L'accord du participe passé employé avec un complément de durée ou de mesure
Prof. Seth Whidden


(N.B. N’oubliez pas que les verbes transitifs prennent des objets directs (et donc des c.o.d.), tandis que les verbes intransitifs ne le font pas. De même, on ne fait pas d’accord avec des verbes intransitifs…)

Ces verbes ont la particularité d’être intransitifs au sens propre (donc pas d’accord du participe passé). Ils sont alors accompagnés de compléments circonstanciels, à ne pas confondre avec des c.o.d. :

Les trois mille francs que cet achat m’a coûté…
La somme que cette robe a valu…
Les dix grammes que cette lettre a pesé…
Les vingt minutes que j’ai couru, marché…
Les quarante années que j’ai vécu…

Mais aussi transitifs au sens figuré (accord du participe passé, si le c.o.d. est placé avant) :

Les efforts que ce travail a coûtés
Les compliments que cette robe m’a valus
Les dangers que j’ai courus
Les belles années que j’ai vécues
ou Les belles aventures que j’ai vécues

Alors, pour réviser :

coûter  
Les trois mille francs que cet achat m’a coûté… Combien m’a-t-il coûté ? Ici c’est le sens propre du verbe « coûter », alors pas d’accord.
Les efforts que ce travail a coûtés… Ici « coûter » veut dire « être cause de quelque douleur ou de quelque peine » ; c’est le sens figuré, et on fait donc l’accord.

valoir
 
La somme que cette robe a valu… Combien a-t-elle valu ? c’est le sens propre, pas d’accord.
Les compliments que cette robe m’a valus… Ici « valoir », au sens de « faire obtenir, procurer, produire » ; sens figuré, donc accord.

peser
 
Les dix grammes que cette lettre a pesé… Combien de grammes a-t-elle pesé ? sens propre, pas d’accord.
Les conséquences qu’elle a pesées… Ici « peser » veut dire « constater le poids, examiner » ; sens figuré, donc accord.

courir
(ou marcher)
 
Les vingt minutes que j’ai couru, marché… Pendant combien de minutes avez-vous couru / marché ? Sens propre, pas d’accord.
Les dangers que j’ai courus… Ici « courir » prend le sens de « poursuivre en courant, s’exposer à » (comme l’anglais « run the risk of ») ; sens figuré, donc on fait l’accord.



vivre
Le verbe « vivre » est un peu plus difficile, surtout au niveau de la distinction entre ce que nous avons identifié comme le sens propre et le sens figuré.
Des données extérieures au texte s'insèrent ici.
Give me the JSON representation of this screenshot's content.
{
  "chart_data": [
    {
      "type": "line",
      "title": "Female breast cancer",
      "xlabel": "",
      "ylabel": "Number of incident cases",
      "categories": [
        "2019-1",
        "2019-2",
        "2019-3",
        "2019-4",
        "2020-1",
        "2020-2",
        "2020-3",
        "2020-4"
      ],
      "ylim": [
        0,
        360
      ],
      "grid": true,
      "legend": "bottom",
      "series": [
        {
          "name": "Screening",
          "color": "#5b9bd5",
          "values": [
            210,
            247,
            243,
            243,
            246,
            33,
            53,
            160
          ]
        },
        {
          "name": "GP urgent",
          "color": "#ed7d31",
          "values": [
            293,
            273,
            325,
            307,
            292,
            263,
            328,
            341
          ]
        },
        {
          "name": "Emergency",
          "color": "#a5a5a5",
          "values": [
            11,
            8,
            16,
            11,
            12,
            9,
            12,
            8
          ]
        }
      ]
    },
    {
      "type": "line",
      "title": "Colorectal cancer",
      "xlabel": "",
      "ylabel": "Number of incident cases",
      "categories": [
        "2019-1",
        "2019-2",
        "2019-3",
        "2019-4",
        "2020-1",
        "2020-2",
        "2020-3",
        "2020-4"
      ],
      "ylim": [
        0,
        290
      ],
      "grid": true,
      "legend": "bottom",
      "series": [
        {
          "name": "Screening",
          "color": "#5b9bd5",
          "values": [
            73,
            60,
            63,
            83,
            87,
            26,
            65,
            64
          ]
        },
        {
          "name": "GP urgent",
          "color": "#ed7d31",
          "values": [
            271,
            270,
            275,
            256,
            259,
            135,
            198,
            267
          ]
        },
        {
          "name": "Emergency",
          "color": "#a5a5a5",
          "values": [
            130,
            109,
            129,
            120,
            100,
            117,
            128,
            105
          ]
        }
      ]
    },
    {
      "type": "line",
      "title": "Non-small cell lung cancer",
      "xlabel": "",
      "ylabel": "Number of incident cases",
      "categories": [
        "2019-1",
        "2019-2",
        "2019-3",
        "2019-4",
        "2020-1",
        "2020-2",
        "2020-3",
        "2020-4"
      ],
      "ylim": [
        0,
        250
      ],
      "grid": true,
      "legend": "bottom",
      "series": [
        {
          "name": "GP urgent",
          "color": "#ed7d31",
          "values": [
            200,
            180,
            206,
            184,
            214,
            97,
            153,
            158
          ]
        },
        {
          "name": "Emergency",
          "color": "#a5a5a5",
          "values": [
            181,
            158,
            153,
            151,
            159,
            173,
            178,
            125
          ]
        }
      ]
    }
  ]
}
Grevisse (1980, no. 1916) dit que « vivre, construit avec un nom de temps ou de durée, a, dans beaucoup de cas, un sens intransitif, et le mot qui semble être un objet direct est un complément circonstanciel » (donc pas d’accord) : "Les années qu’il a vécu" [c’est-à-dire pendant lesquelles il les a vécu].
« Mais il a », continue-t-il, « dans de nombreux cas aussi, un sens transitif, celui de ‹ passer › ou de ‹ mener › ; son participe passé est alors variable (et on fait donc l’accord) : "Tant d’années qu’ils ont vécues sous le même toit." Et, il ajoute : « Le sens est transitif également, et le participe passé variable, quand vivre signifie ‹ traduire en actes dans sa vie › ; "Ses convictions, il les a vraiment vécues." "Ses rêves, il les a vécus."

Comment comprendre ceci ?
L’essentiel, c’est cette question de sens propre (et intransitif, et pas d’accord) ou sens figuré (et transitif, et accord). Pour le verbe « vivre », si vous parlez du temps pendant lequel une personne a vécu quelque chose, c’est le sens propre. Mais si vous voulez mettre de l’emphase sur la durée comme du temps éprouvé (qui le rapproche au sens des mots anglais « lived through »), c’est plutôt du côté du sens figuré.

Les quarante années que j’ai vécu… Combien d’années avez-vous vécu ? sens propre, pas d’accord.
Les belles années que j’ai vécues…
ou Les belles aventures que j’ai vécues…
Ici, c’est moins une question d’une durée précise, et plutôt d’une expérience quelconque.